Infine, da questi, traspare una società profondamente patriarcale e maschilista in cui la donna era poco considerata e aveva un ruolo subordinato e da comprimaria.

  • Aru lustru da lumera tutte e fimmine su de na manera. (Al buio tutte le donne sono uguali).

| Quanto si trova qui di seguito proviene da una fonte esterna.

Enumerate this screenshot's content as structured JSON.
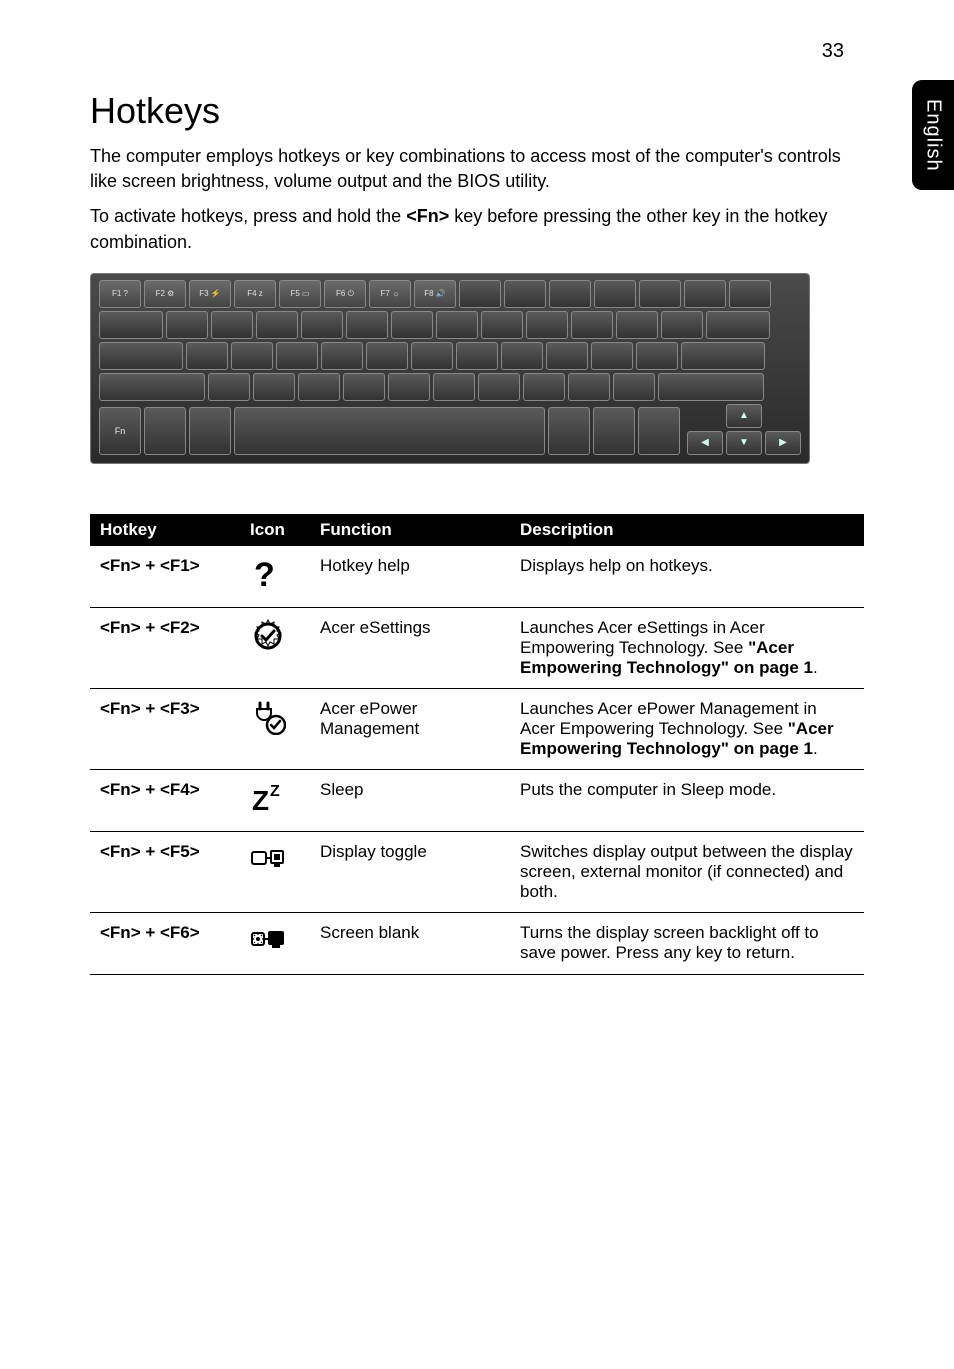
{
  "page": {
    "number": "33",
    "side_tab": "English",
    "heading": "Hotkeys",
    "intro1": "The computer employs hotkeys or key combinations to access most of the computer's controls like screen brightness, volume output and the BIOS utility.",
    "intro2_a": "To activate hotkeys, press and hold the ",
    "intro2_key": "<Fn>",
    "intro2_b": " key before pressing the other key in the hotkey combination."
  },
  "table": {
    "headers": {
      "hotkey": "Hotkey",
      "icon": "Icon",
      "func": "Function",
      "desc": "Description"
    },
    "rows": [
      {
        "hotkey": "<Fn> + <F1>",
        "icon": "question",
        "func": "Hotkey help",
        "desc_plain": "Displays help on hotkeys."
      },
      {
        "hotkey": "<Fn> + <F2>",
        "icon": "gear-check",
        "func": "Acer eSettings",
        "desc_pre": "Launches Acer eSettings in Acer Empowering Technology. See ",
        "desc_bold": "\"Acer Empowering Technology\" on page 1",
        "desc_post": "."
      },
      {
        "hotkey": "<Fn> + <F3>",
        "icon": "plug-check",
        "func": "Acer ePower Management",
        "desc_pre": "Launches Acer ePower Management in Acer Empowering Technology. See ",
        "desc_bold": "\"Acer Empowering Technology\" on page 1",
        "desc_post": "."
      },
      {
        "hotkey": "<Fn> + <F4>",
        "icon": "sleep-z",
        "func": "Sleep",
        "desc_plain": "Puts the computer in Sleep mode."
      },
      {
        "hotkey": "<Fn> + <F5>",
        "icon": "display-toggle",
        "func": "Display toggle",
        "desc_plain": "Switches display output between the display screen, external monitor (if connected) and both."
      },
      {
        "hotkey": "<Fn> + <F6>",
        "icon": "screen-blank",
        "func": "Screen blank",
        "desc_plain": "Turns the display screen backlight off to save power. Press any key to return."
      }
    ]
  },
  "fnkeys": [
    "F1 ?",
    "F2 ⚙",
    "F3 ⚡",
    "F4 z",
    "F5 ▭",
    "F6 ⏻",
    "F7 ☼",
    "F8 🔊"
  ]
}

  • Fimmina ca rida è cumu gaddrina ca canta, un cce tinire spiranza! (Non avere fiducia in una gallina che canta e una donna che ride=.   
  • Fimmine e sumere (asine), dduve su, fanu fere. (Donne e asine fanno solo casino).
  • A chine puazzu a muglierma puazzu. (Per ogni incazzatura ci va di mezzo la moglie). Sono sempre i più deboli a fare le spese dei torti subiti da altri.
  • Amu fattu a matinata e ra figlia fimmina. (È arrivata l’alba e la figlia è femmina).  Abbiamo solo perso tempo perché la neonata è femmina.
  • Fimmina de gghiasa, diavula de casa. (Occhio alla donna bigotta, perché è santa in chiesa diavola fuori).
  • All’uaminu a scuppetta, ara fimmina a quazetta. (All’uomo lo schioppo, alla donna il calzino). A ognuno il proprio lavoro e alla donna quelli di casa.
  • Figlia fimmina e vutte de vinu, dacce caminu. (Figlia femmina e botte di vino prima puoi mandarle via, meglio è). Seppure asse portante della famiglia
  • A casa senza fimmina è cumu na scupa senza manicu. (Una casa senza donna e come una scopa senza manico). Inutilizzabile,
  • Na mamma mantena dece figli e dece figli un mantenanu na mamma! (Una mamma mantiene dieci figli, ma poi dieci figli non sono capaci di mantenere una madre).